How does FIDO Fast Identity Online Work?
When users become members of a platform, application, or system that uses FIDO, the system creates cryptographic keys, so that the private password remains on the device, while the public password is registered on the online platform or system. To verify one’s identity the user demonstrates that they have the private password through a challenge such as a mathematical verification.
The private password can only be entered if the user has unlocked the local device or the hardware of the device they are using. This can be done through voice, a secure PIN inserting a second-factor device or, a fingerprint. This process protects the user’s credentials and privacy, providing more security with minimally invasive techniques. The standard does not provide data that can be used by applications and platforms to track user activity. Biometric information is also never shared, remaining on the user’s local device.
Why Use FIDO Instead of Passwords
FIDO authentication standards are based on public-key cryptography which provides authentication that is more secure than passwords. Additionally, consumers and workplaces are gaining increased security without placing time barriers on the user experience. People are finding FIDO authentication standards easier to use while platforms and applications are easier to manage.

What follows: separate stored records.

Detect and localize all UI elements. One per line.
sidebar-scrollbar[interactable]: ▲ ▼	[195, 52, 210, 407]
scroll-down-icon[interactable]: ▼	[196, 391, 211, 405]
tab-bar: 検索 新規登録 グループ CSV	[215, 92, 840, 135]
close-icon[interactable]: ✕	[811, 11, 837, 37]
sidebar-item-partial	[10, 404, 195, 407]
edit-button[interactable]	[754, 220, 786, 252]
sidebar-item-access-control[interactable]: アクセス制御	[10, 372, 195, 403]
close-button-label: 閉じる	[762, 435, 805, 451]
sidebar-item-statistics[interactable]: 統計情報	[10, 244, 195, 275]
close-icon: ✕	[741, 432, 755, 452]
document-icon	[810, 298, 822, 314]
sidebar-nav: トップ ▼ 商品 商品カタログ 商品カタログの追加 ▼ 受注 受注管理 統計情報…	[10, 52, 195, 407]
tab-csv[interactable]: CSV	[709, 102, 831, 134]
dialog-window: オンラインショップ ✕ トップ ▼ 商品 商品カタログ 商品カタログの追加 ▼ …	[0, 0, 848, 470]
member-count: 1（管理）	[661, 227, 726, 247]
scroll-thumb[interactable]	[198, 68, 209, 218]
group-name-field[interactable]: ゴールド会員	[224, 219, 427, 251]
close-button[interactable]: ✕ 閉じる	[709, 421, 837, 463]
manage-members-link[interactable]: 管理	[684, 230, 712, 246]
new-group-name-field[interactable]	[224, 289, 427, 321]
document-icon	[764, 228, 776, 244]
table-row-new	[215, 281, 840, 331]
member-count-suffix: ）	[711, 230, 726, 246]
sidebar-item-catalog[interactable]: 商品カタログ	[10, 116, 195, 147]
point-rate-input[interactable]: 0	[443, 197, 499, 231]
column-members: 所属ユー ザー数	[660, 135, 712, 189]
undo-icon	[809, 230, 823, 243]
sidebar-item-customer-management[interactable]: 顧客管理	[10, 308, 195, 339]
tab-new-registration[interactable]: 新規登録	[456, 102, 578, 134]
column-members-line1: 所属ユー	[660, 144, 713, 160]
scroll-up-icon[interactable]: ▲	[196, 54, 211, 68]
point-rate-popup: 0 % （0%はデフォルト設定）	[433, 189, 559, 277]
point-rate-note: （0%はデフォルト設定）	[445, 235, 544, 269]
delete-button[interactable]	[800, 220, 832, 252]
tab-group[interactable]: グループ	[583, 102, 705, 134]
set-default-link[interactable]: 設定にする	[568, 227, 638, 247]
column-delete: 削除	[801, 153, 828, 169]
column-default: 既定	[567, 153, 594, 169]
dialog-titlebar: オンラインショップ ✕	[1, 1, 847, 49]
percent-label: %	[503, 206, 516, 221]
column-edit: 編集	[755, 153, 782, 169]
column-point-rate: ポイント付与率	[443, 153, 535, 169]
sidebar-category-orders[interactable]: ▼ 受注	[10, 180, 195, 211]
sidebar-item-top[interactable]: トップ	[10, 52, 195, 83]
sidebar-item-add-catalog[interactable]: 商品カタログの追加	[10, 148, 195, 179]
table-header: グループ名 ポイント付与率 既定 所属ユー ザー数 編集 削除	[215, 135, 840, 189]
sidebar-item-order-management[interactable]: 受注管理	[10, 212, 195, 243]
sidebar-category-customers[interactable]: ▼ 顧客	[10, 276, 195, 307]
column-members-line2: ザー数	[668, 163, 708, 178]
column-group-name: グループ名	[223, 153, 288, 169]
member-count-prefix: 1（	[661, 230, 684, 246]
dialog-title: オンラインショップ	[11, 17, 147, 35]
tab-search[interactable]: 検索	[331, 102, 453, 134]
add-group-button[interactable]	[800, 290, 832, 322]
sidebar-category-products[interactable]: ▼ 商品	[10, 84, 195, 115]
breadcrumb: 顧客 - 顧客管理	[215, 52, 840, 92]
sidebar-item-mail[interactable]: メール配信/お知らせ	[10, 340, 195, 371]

It reduces the likelihood of accounts being hacked, and reduces the likelihood that a single data breach will affect multiple systems and organizations.
FIDO Alliance Members
The FIDO alliance members are comprised of technology leaders from around the world including the government, healthcare companies, telecommunications companies, and corporations. The alliance is driven by the mission to find alternatives to passwords and reduce reliance on their usage. These diverse partners work together to develop common standards, collaborate on establishing best practices for FIDO authentication, and generating global awareness of the benefits of adhering to FIDO standards. A full list of board-level members, sponsor level members, government members, and associate level members is available on the Fido Alliance’s website.
To meet FIDO standard requirements, authentication providers are required to be certified in at least one of the three certification levels. Currently, those three levels are level 1 and 1+, level 2 and 2 +, and level 3 and 3+. At each successive level, the requirements build from the previous level. Therefore, level 2 must meet the requirements for level 1 in addition to unique requirements. For example, level 1 FIDO authenticators must defend against phishing plus server credential breaches. Level 2 must meet all level 1 requirements as well as defend against device OS compromise.
The FIDO alliance is currently working on software and hardware requirements for additional levels beyond level 3+. There is a stringent process by which vendors can demonstrate if their implementation of FIDO standards meets the FIDO authenticator requirements. At the end of the process, qualified vendors can receive a FIDO certification.
The Benefits of FIDO Authentication
The pros of FIDO are that it provides strong security, has a range of secure recovery options, and is resistant to phishing attacks. Fido passwordless authentication is secure because it cannot be redirected or intercepted due to the challenge and security key requirements. FIDO also allows users to register multiple devices on the service provider that they work with. Finally, phishing attacks are ineffective since they are sent through a URL link or e-mail attachment and FIDO enabled tools and keys only work with the URLs that the user has registered. Some have suggested that adopting FIDO authentication may be costly and going through the process wastes time. However, the benefits that are gained in terms of security as opposed to traditional passwords authentication is a game-changer.